Though there are clear differentiators between Fabbro and her teammates, they do share some common bonds, including the need to determine, mid-routine, any on the fly adjustments that need to be made, a task that Baronette admits takes a little time to feel comfortable with.

“I can decide during my routine whether to do a double axel or not, or I can pick which combos to do in the solo during the solo,” she said. “In practice, if my flip loop isn’t going well, I’ll put the loop on the Lutz and switch it around. It’s tricky because there are rules about having the combo on the repeated jump.”

“You’re thinking: if I do this, will I lose the whole jump.”

While Fabbro is part of the Novice women’s bracket, both Roy and Baronette will vary from juvenile to Star 9 in moving from short to long programs while Tripodi glides from pre-juvenile to Star 9.

Variety, as they say, is a spice of life, even for young figure skaters.

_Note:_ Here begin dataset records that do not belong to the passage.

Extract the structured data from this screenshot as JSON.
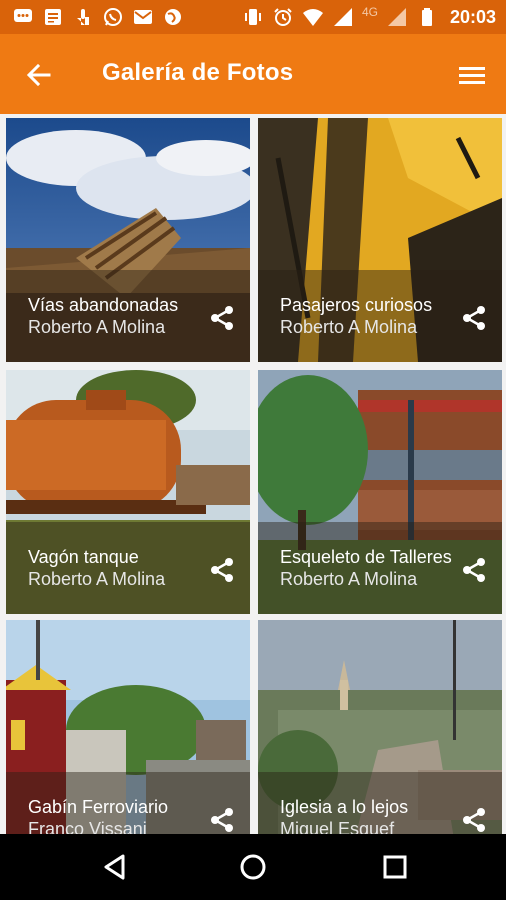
{
  "status_bar": {
    "time": "20:03",
    "network": "4G",
    "left_icons": [
      "chat-icon",
      "news-icon",
      "touch-icon",
      "whatsapp-icon",
      "gmail-icon",
      "globe-icon"
    ],
    "right_icons": [
      "vibrate-icon",
      "alarm-icon",
      "wifi-icon",
      "signal-icon",
      "battery-icon"
    ]
  },
  "app_bar": {
    "title": "Galería de Fotos",
    "back_icon": "arrow-back-icon",
    "menu_icon": "hamburger-menu-icon",
    "color": "#ef7a13"
  },
  "gallery": {
    "items": [
      {
        "title": "Vías abandonadas",
        "author": "Roberto A Molina"
      },
      {
        "title": "Pasajeros curiosos",
        "author": "Roberto A Molina"
      },
      {
        "title": "Vagón tanque",
        "author": "Roberto A Molina"
      },
      {
        "title": "Esqueleto de Talleres",
        "author": "Roberto A Molina"
      },
      {
        "title": "Gabín Ferroviario",
        "author": "Franco Vissani"
      },
      {
        "title": "Iglesia a lo lejos",
        "author": "Miguel Esquef"
      }
    ]
  },
  "nav_bar": {
    "icons": [
      "back-triangle-icon",
      "home-circle-icon",
      "recents-square-icon"
    ]
  }
}
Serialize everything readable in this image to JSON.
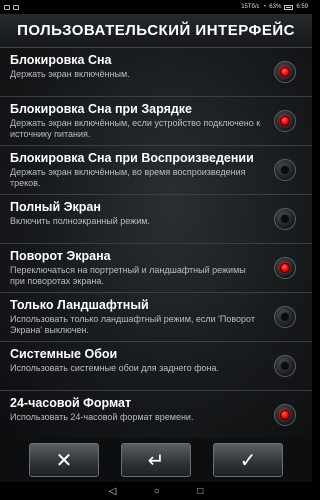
{
  "status_bar": {
    "speed": "15Тб/с",
    "battery_percent": "63%",
    "time": "6:59"
  },
  "header": {
    "title": "ПОЛЬЗОВАТЕЛЬСКИЙ ИНТЕРФЕЙС"
  },
  "settings": [
    {
      "title": "Блокировка Сна",
      "desc": "Держать экран включённым.",
      "enabled": true
    },
    {
      "title": "Блокировка Сна при Зарядке",
      "desc": "Держать экран включённым, если устройство подключено к источнику питания.",
      "enabled": true
    },
    {
      "title": "Блокировка Сна при Воспроизведении",
      "desc": "Держать экран включённым, во время воспроизведения треков.",
      "enabled": false
    },
    {
      "title": "Полный Экран",
      "desc": "Включить полноэкранный режим.",
      "enabled": false
    },
    {
      "title": "Поворот Экрана",
      "desc": "Переключаться на портретный и ландшафтный режимы при поворотах экрана.",
      "enabled": true
    },
    {
      "title": "Только Ландшафтный",
      "desc": "Использовать только ландшафтный режим, если 'Поворот Экрана' выключен.",
      "enabled": false
    },
    {
      "title": "Системные Обои",
      "desc": "Использовать системные обои для заднего фона.",
      "enabled": false
    },
    {
      "title": "24-часовой Формат",
      "desc": "Использовать 24-часовой формат времени.",
      "enabled": true
    }
  ],
  "buttons": {
    "cancel_icon": "close-icon",
    "back_icon": "undo-icon",
    "confirm_icon": "check-icon",
    "cancel_glyph": "✕",
    "back_glyph": "↵",
    "confirm_glyph": "✓"
  },
  "nav_bar": {
    "back_icon": "◁",
    "home_icon": "○",
    "recents_icon": "□"
  },
  "colors": {
    "accent_on": "#e00000",
    "background": "#171a1c"
  }
}
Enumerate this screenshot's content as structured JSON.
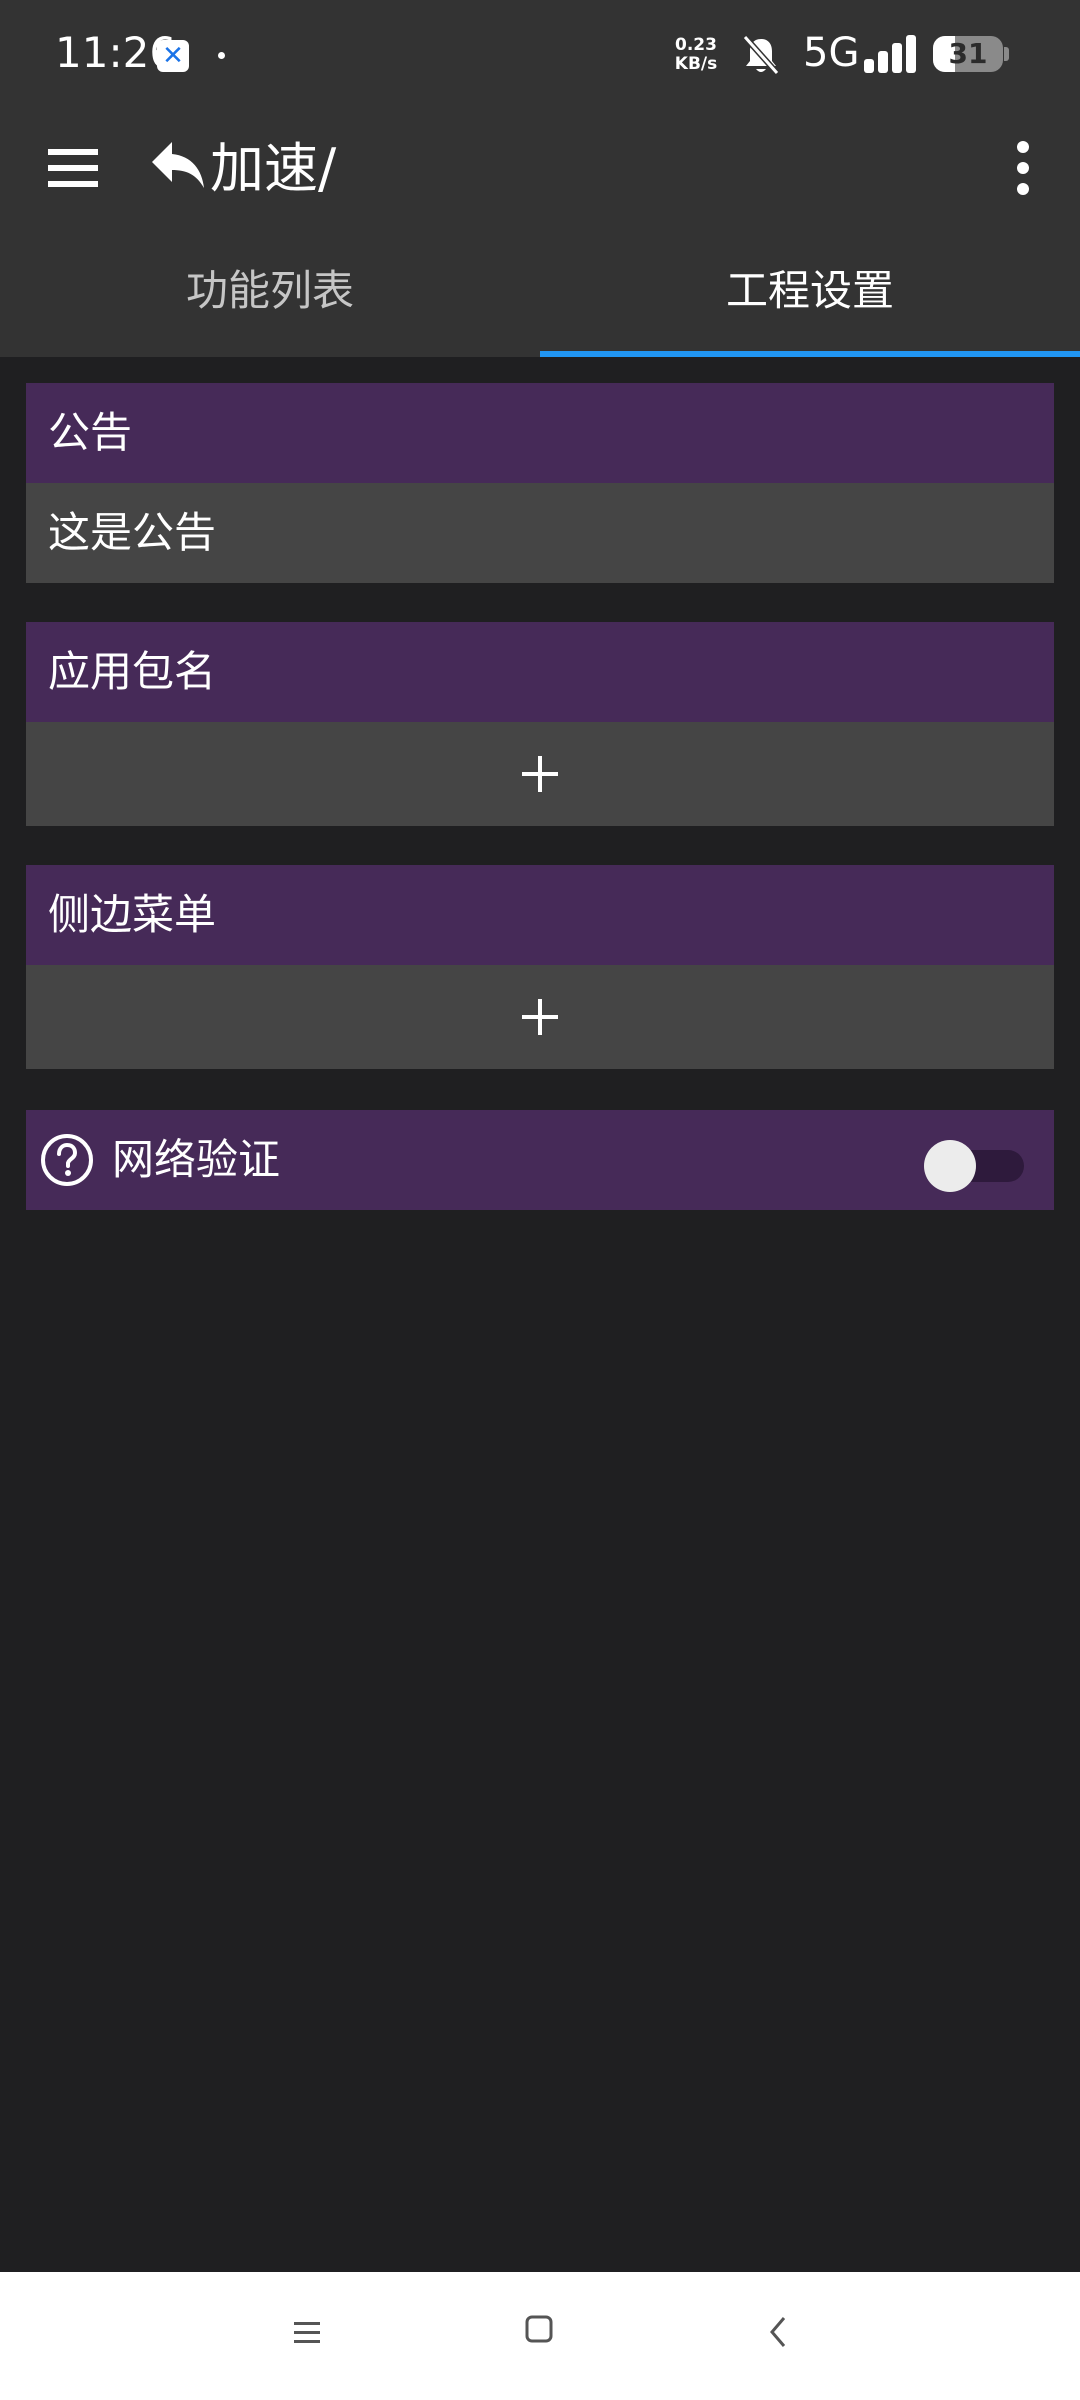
{
  "status_bar": {
    "time": "11:26",
    "app_notification_icon": "x-app-icon",
    "speed_value": "0.23",
    "speed_unit": "KB/s",
    "network": "5G",
    "battery": "31",
    "battery_level": 0.31
  },
  "app_bar": {
    "title": "加速/",
    "menu_icon": "hamburger-menu-icon",
    "back_icon": "reply-arrow-icon",
    "more_icon": "more-vert-icon"
  },
  "tabs": [
    {
      "label": "功能列表",
      "selected": false
    },
    {
      "label": "工程设置",
      "selected": true
    }
  ],
  "sections": {
    "notice": {
      "title": "公告",
      "content": "这是公告"
    },
    "package": {
      "title": "应用包名",
      "add_icon": "plus-icon"
    },
    "side_menu": {
      "title": "侧边菜单",
      "add_icon": "plus-icon"
    },
    "network_verify": {
      "title": "网络验证",
      "help_icon": "help-circle-icon",
      "enabled": false
    }
  },
  "colors": {
    "background": "#1f1f21",
    "bar": "#333333",
    "section_header": "#462a58",
    "section_body": "#454545",
    "tab_indicator": "#2196f3"
  }
}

“I like how soft the music is for my long program and then I have a jazz (piece) for my short program,” said Baronette. “I feel that is different than what I usually do.”

Following the upcoming weekend, Fabbro will prepare for one final Sectional Qualifier in early November, with an eye towards cracking the list for the 2024 Skate Ontario Sectional Championships December 7th to 10th in Huntsville.

Baronette, Roy and Tripodi will stay even closer to home with their first Provincial Series meet being hosted by the Nickel Blades Skating Club in Garson on the weekend of December 1st to the 3rd.